The Amber Seeker (The Stone Stories)
Set in 320 B.C., The Amber Seeker is the sequel to the critically acclaimed The Walrus Mutterer (reviewed in HNR 86). The novel is told in the first person through the eyes of the Greek explorer Pytheas of Massalia, a genuine historical figure who left behind a unique account of his sea voyages to Britain, Iceland and beyond. (Each port of call is given its ancient Brittonic name, so a map would have been helpful to follow his progress without having to resort to Google, but this is a minor quibble.)
As in her previous novel, the author’s meticulous research shines from every page. I was particularly intrigued by her explanation for Pytheas’s journey of exploration: in an age when knowledge is power, he is searching for the sources of precious commodities such as tin, amber and walrus ivory. He is also looking for Rian, the elusive slave girl who has stolen his heart and who haunts his every waking moment.

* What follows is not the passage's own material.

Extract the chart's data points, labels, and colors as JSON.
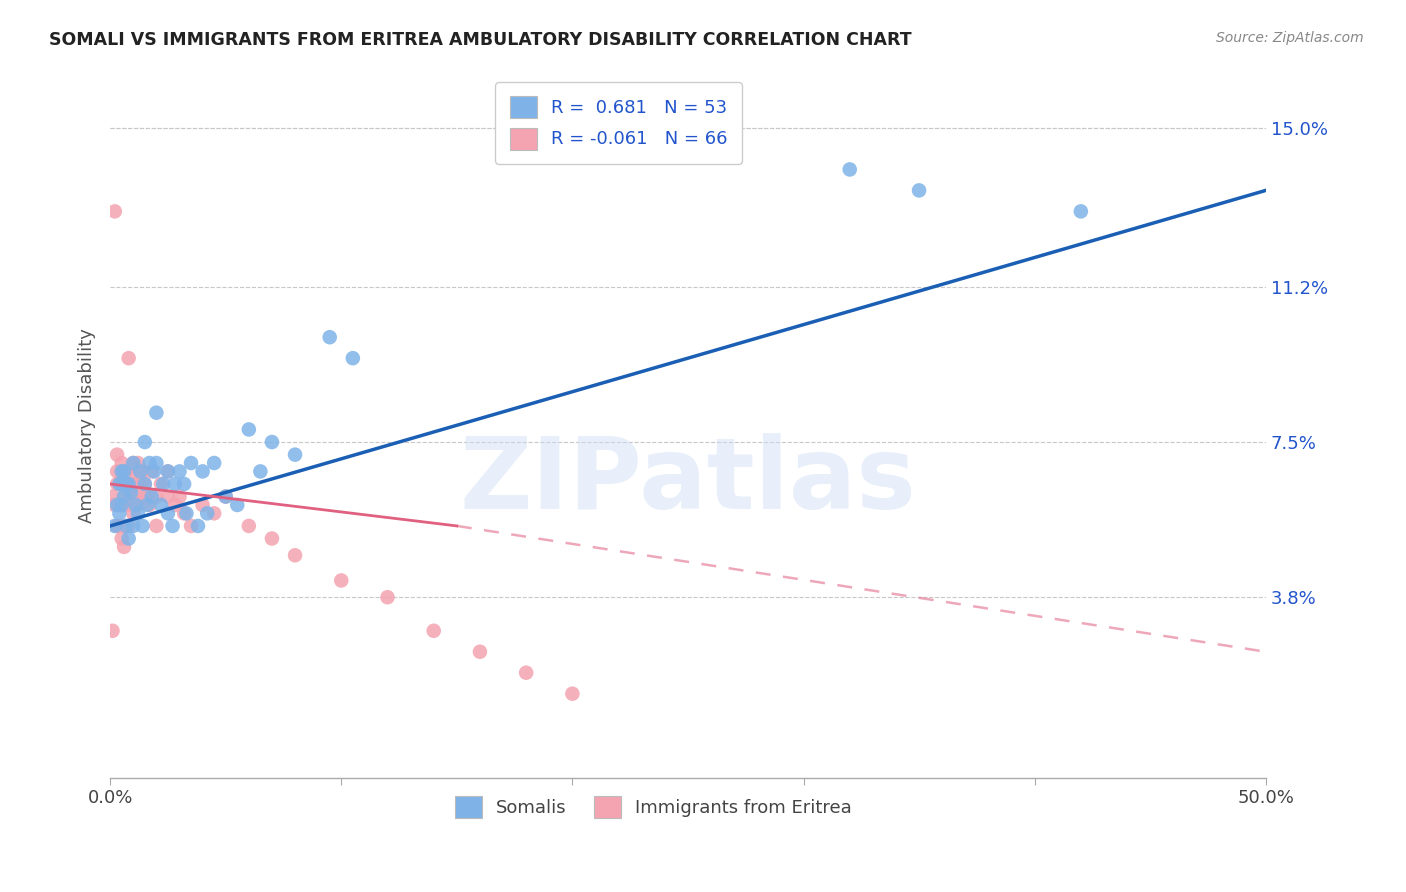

Today, we might describe Pytheas as a scientist. A practical man, he is thrust into a bleak, northern landscape of myth and magic, of earth goddesses, Druids and human sacrifice. There are obvious parallels to Homer’s Odyssey here, and The Amber Seeker is a journey of discovery in more ways than one, although Pytheas is no heroic Greek warrior. Instead he is a complex, tormented soul; sometimes likeable, sometimes utterly repellent. Beautifully written, this novel is a moving and at times, shocking confession of a man tormented by love, loss, guilt and regret. Recommended.